Keine Regelung ist auch eine Regelung findet Sabine Sütterlin-Waack (CDU). Sie plädiert wie die frühere Justizministerin Brigitte Zypries (SPD) dafür, es bei der bisherigen Gesetzgebung zu belassen. Wenn es so käme, seien die Diskussionen im Bundestag im letzten Jahr nicht sinnlos gewesen, im Gegenteil: "Wir haben ein Stück dazu beigetragen, dass die Themen Tod und Leid enttabuisiert werden." Brigitte Zypries ergänzt, dass die vier Gesetzesentwürfe juristisch nicht verfassungskonform seien. "Wir schaffen mit jeder Regelung mehr Probleme als wir lösen", sagte sie.

Abgeordnete werben für ihre vier Gesetzesentwürfe. Kerstin Griese (SPD) erläutert ihren Gesetzentwurf der "eingeschränkten Straflosigkeit", der im Vorfeld die meiste Unterstützung durch Abgeordnete hatte. "Wir brauchen ein Gesetz, weil es Vereine und Einzelpersonen gibt, die den Suizid geschäftsmäßig anbieten." Allein gegen diese Sterbehilfevereine und Ärzte sei ihr Gesetzesentwurf gerichtet, erläuterte sie. "Der Suizid und die Beihilfe dazu bleiben straffrei", betonte sie. Doch das sieht Peter Hintze (CDU) anders: Er wirbt für eine Legalisierung der Sterbehilfe durch Ärzte.
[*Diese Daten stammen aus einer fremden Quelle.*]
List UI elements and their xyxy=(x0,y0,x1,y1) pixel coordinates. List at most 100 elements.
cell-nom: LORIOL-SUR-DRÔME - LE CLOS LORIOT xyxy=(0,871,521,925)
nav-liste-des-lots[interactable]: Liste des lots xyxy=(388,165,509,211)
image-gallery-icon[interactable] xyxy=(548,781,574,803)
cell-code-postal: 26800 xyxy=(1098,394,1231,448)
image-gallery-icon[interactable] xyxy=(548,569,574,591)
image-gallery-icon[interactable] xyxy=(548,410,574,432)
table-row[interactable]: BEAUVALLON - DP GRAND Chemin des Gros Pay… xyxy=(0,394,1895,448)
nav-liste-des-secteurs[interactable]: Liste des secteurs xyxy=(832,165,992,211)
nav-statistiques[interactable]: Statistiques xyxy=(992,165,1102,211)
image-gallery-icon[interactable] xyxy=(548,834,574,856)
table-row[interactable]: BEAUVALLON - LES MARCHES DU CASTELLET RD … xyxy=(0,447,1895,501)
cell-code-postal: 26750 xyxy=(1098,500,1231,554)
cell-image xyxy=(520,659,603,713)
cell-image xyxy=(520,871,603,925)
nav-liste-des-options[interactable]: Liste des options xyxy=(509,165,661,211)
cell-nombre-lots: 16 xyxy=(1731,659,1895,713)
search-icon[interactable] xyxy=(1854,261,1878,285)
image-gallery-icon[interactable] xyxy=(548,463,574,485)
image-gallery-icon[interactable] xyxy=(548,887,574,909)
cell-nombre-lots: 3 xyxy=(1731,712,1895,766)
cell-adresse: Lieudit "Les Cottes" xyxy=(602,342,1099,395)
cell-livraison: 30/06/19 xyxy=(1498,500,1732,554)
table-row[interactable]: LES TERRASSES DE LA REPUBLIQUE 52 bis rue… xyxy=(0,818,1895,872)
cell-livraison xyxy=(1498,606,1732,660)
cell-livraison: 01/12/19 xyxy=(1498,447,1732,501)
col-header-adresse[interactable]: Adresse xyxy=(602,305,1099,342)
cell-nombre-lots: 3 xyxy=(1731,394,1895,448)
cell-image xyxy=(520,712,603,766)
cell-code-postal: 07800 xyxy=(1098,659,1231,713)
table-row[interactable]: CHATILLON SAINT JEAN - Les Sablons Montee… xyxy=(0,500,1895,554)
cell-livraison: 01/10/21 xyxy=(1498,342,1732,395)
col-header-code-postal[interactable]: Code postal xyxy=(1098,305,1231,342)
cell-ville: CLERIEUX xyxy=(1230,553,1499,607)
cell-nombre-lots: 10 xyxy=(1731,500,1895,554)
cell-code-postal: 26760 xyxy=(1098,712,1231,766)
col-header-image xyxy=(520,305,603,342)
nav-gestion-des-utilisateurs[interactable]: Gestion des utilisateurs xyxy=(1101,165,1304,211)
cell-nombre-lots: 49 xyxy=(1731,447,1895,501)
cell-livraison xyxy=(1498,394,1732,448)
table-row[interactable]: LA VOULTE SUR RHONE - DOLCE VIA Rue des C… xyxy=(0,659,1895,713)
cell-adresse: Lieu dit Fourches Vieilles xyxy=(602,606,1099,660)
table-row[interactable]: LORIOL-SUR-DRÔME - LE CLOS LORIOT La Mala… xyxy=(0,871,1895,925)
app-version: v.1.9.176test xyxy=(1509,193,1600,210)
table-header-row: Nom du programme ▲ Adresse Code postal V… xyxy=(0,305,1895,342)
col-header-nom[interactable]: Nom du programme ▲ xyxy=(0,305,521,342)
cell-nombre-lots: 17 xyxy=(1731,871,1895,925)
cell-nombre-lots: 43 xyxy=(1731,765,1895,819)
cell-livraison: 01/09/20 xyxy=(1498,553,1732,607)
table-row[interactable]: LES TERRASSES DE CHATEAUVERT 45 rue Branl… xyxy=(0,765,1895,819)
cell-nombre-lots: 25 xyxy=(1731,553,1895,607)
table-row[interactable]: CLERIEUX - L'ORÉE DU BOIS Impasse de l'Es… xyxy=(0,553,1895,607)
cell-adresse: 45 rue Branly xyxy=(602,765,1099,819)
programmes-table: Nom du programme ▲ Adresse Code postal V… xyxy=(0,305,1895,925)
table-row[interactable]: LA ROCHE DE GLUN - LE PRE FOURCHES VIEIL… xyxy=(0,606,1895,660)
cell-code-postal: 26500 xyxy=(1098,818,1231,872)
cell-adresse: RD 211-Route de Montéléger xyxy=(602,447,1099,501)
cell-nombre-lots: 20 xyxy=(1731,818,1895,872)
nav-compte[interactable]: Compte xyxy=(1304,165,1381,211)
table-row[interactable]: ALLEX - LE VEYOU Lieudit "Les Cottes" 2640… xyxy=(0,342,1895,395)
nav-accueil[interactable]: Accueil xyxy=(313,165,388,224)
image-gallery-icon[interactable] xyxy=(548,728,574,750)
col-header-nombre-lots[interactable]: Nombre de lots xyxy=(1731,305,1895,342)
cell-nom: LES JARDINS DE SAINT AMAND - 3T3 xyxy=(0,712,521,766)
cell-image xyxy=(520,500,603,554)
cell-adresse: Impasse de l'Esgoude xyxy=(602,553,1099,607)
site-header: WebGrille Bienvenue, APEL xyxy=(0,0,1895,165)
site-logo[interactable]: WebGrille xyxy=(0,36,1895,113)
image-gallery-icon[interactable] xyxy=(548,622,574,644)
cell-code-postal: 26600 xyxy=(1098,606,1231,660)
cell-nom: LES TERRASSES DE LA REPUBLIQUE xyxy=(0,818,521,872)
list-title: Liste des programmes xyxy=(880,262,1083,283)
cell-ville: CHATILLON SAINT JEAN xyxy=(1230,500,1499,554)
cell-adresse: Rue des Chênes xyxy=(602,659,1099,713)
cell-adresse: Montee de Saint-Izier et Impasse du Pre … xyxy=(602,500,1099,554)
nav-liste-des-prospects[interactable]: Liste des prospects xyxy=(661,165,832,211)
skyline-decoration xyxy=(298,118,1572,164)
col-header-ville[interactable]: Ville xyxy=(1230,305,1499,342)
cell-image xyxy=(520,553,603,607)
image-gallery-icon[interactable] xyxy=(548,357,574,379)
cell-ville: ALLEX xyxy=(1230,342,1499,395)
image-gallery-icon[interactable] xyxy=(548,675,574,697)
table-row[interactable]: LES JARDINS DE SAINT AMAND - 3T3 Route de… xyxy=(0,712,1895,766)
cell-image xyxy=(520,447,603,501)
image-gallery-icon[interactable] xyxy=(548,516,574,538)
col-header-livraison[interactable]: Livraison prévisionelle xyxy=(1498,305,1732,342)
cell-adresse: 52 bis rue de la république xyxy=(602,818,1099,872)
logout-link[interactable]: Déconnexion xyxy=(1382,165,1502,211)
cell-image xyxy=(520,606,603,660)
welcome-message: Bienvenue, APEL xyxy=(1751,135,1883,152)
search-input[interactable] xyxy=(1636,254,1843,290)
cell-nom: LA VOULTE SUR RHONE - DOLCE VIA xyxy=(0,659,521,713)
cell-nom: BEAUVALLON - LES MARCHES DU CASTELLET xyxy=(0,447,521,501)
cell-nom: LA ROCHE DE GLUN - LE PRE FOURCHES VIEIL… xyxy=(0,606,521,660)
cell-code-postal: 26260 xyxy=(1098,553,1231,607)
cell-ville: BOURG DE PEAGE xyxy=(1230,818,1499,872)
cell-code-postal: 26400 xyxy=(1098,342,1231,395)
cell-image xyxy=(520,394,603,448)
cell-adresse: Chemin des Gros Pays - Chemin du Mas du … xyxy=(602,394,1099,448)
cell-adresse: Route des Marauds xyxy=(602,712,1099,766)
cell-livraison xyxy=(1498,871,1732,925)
"Unser Anliegen ist es, dass die Ärzte das Recht auf Gewissensentscheidung, auch wenn es mehrfach vorkommt, behalten." Sein Beitrag ist der bisher emotionalste. "Was wäre das für ein Rechtstaat, der, nur um einen Scharlatan zu erwischen, 1000 verantwortungsvolle Ärzte mit Strafe bedroht", sagt er und warnt, dass die Ärzteschaft sich zurückziehen könnte, wenn der Gesetzentwurf von Kerstin Griese und Michael Brand (CDU) eine Mehrheit erhielte: "Die Patienten würden in ihrer größten Not alleine gelassen."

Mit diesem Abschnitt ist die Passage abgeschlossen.